![]() |
Foto Ilustrasi kemacetan karena liburan dan kemacetan karena ada aksi buruh. |
Solidaritas.Online - Pada libur panjang Tahun Baru Islam 2025, Tol Cipularang mengalami kemacetan parah sepanjang 12-25 km dari pagi hingga siang, akibat lonjakan kendaraan wisatawan menuju Bandung.
Jasa Marga melaporkan kepadatan di KM 76 hingga KM 120, dengan waktu tempuh meningkat hingga 2-3 kali lipat.

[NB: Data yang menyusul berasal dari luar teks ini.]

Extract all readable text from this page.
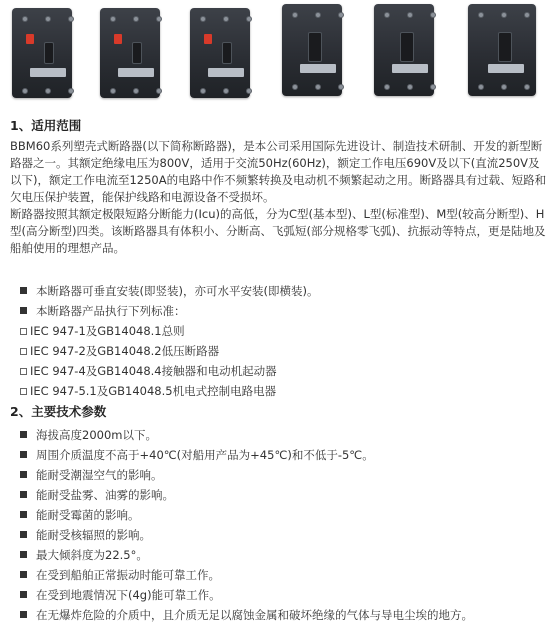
1、适用范围

BBM60系列塑壳式断路器(以下简称断路器)，是本公司采用国际先进设计、制造技术研制、开发的新型断路器之一。其额定绝缘电压为800V，适用于交流50Hz(60Hz)，额定工作电压690V及以下(直流250V及以下)，额定工作电流至1250A的电路中作不频繁转换及电动机不频繁起动之用。断路器具有过载、短路和欠电压保护装置，能保护线路和电源设备不受损坏。

断路器按照其额定极限短路分断能力(Icu)的高低，分为C型(基本型)、L型(标准型)、M型(较高分断型)、H型(高分断型)四类。该断路器具有体积小、分断高、飞弧短(部分规格零飞弧)、抗振动等特点，更是陆地及船舶使用的理想产品。

本断路器可垂直安装(即竖装)，亦可水平安装(即横装)。
本断路器产品执行下列标准：
IEC 947-1及GB14048.1总则
IEC 947-2及GB14048.2低压断路器
IEC 947-4及GB14048.4接触器和电动机起动器
IEC 947-5.1及GB14048.5机电式控制电路电器
2、主要技术参数
海拔高度2000m以下。
周围介质温度不高于+40℃(对船用产品为+45℃)和不低于-5℃。
能耐受潮湿空气的影响。
能耐受盐雾、油雾的影响。
能耐受霉菌的影响。
能耐受核辐照的影响。
最大倾斜度为22.5°。
在受到船舶正常振动时能可靠工作。
在受到地震情况下(4g)能可靠工作。
在无爆炸危险的介质中，且介质无足以腐蚀金属和破坏绝缘的气体与导电尘埃的地方。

Namun, menariknya, respons publik minim kemarahan.
Tidak ada hujatan massal di media sosial, tak seperti saat kemacetan akibat demo buruh, seperti yang dialami istri Ridwan Kamil yang terjebak 3 jam dan memicu simpati ribuan netizen.

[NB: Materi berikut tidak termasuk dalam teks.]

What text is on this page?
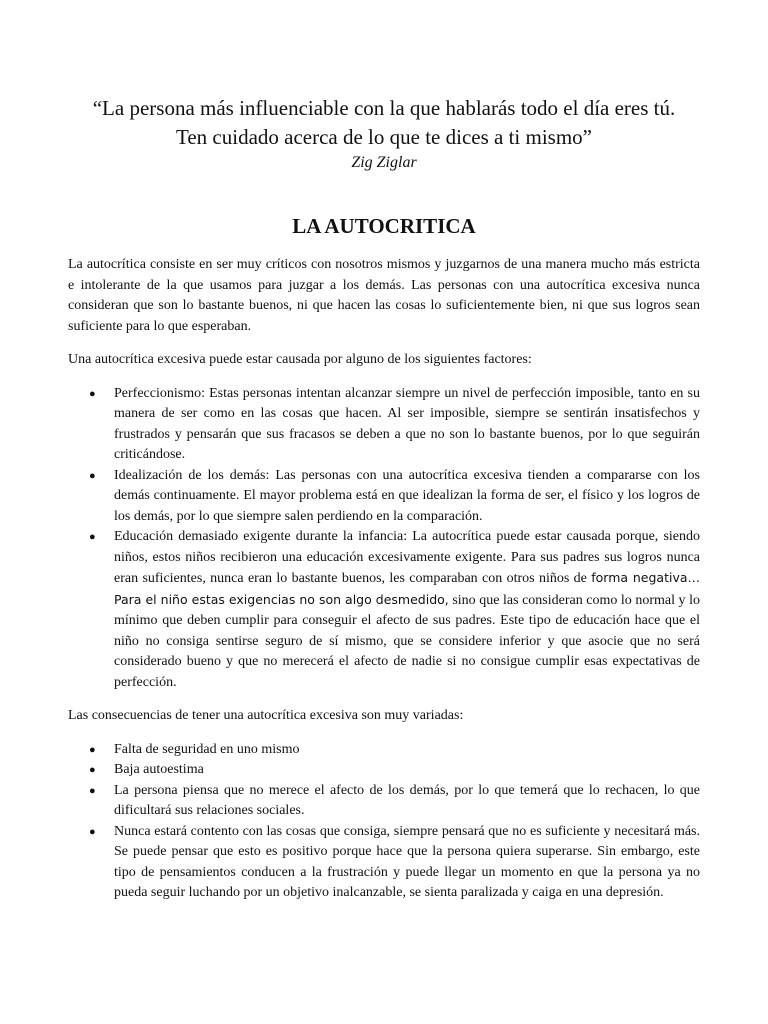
“La persona más influenciable con la que hablarás todo el día eres tú.
Ten cuidado acerca de lo que te dices a ti mismo”
Zig Ziglar
LA AUTOCRITICA

La autocrítica consiste en ser muy críticos con nosotros mismos y juzgarnos de una manera mucho más estricta e intolerante de la que usamos para juzgar a los demás. Las personas con una autocrítica excesiva nunca consideran que son lo bastante buenos, ni que hacen las cosas lo suficientemente bien, ni que sus logros sean suficiente para lo que esperaban.

Una autocrítica excesiva puede estar causada por alguno de los siguientes factores:

● Perfeccionismo: Estas personas intentan alcanzar siempre un nivel de perfección imposible, tanto en su manera de ser como en las cosas que hacen. Al ser imposible, siempre se sentirán insatisfechos y frustrados y pensarán que sus fracasos se deben a que no son lo bastante buenos, por lo que seguirán criticándose.
● Idealización de los demás: Las personas con una autocrítica excesiva tienden a compararse con los demás continuamente. El mayor problema está en que idealizan la forma de ser, el físico y los logros de los demás, por lo que siempre salen perdiendo en la comparación.
● Educación demasiado exigente durante la infancia: La autocrítica puede estar causada porque, siendo niños, estos niños recibieron una educación excesivamente exigente. Para sus padres sus logros nunca eran suficientes, nunca eran lo bastante buenos, les comparaban con otros niños de forma negativa… Para el niño estas exigencias no son algo desmedido, sino que las consideran como lo normal y lo mínimo que deben cumplir para conseguir el afecto de sus padres. Este tipo de educación hace que el niño no consiga sentirse seguro de sí mismo, que se considere inferior y que asocie que no será considerado bueno y que no merecerá el afecto de nadie si no consigue cumplir esas expectativas de perfección.

Las consecuencias de tener una autocrítica excesiva son muy variadas:

● Falta de seguridad en uno mismo
● Baja autoestima
● La persona piensa que no merece el afecto de los demás, por lo que temerá que lo rechacen, lo que dificultará sus relaciones sociales.
● Nunca estará contento con las cosas que consiga, siempre pensará que no es suficiente y necesitará más. Se puede pensar que esto es positivo porque hace que la persona quiera superarse. Sin embargo, este tipo de pensamientos conducen a la frustración y puede llegar un momento en que la persona ya no pueda seguir luchando por un objetivo inalcanzable, se sienta paralizada y caiga en una depresión.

Wahyu Hidayat, pendiri Spirit Binokasih, menyoroti ketimpangan ini: mengapa macet akibat libur diterima, tapi aksi buruh untuk upah layak menuai cercaan?
Data Badan Pusat Statistik (BPS) 2024 menunjukkan upah rata-rata buruh di Jawa Barat hanya Rp3,2 juta/bulan, jauh di bawah kebutuhan hidup layak (KHL) Rp4,5 juta.
Ketika dialog dengan PJ Gubernur gagal, buruh terpaksa berdemo untuk menekan pemerintah. Aksi ini sering menyebabkan macet, seperti di Tol Cipularang pada 2023, yang memicu kemarahan publik.
Namun, laporan Jasa Marga menyebut kemacetan libur Natal 2024 di Cipularang mencapai 15 km tanpa protes berarti. Mengapa? Karena publik menganggap libur atau proyek infrastruktur sebagai “kepentingan bersama”, sementara perjuangan buruh dipandang sebagai “gangguan publik”.
Fakta ini menggambarkan ketidakadilan sosial. Buruh, yang menyumbang 60% PDB Jawa Barat melalui sektor industri, justru dihakimi saat menuntut hak paling mendasarnya.
Upah adalah urat jadi buruh. Padahal, tanpa mereka, roda ekonomi akan terhenti. Wahyu Hidayat menegaskan, publik harus melihat buruh sebagai pahlawan, bukan pengacau.
Jika kita bisa memahami macet akibat libur, kita juga harus memahami perjuangan buruh. Mari dukung keadilan sosial dengan mendengar suara mereka, bukan menghujat.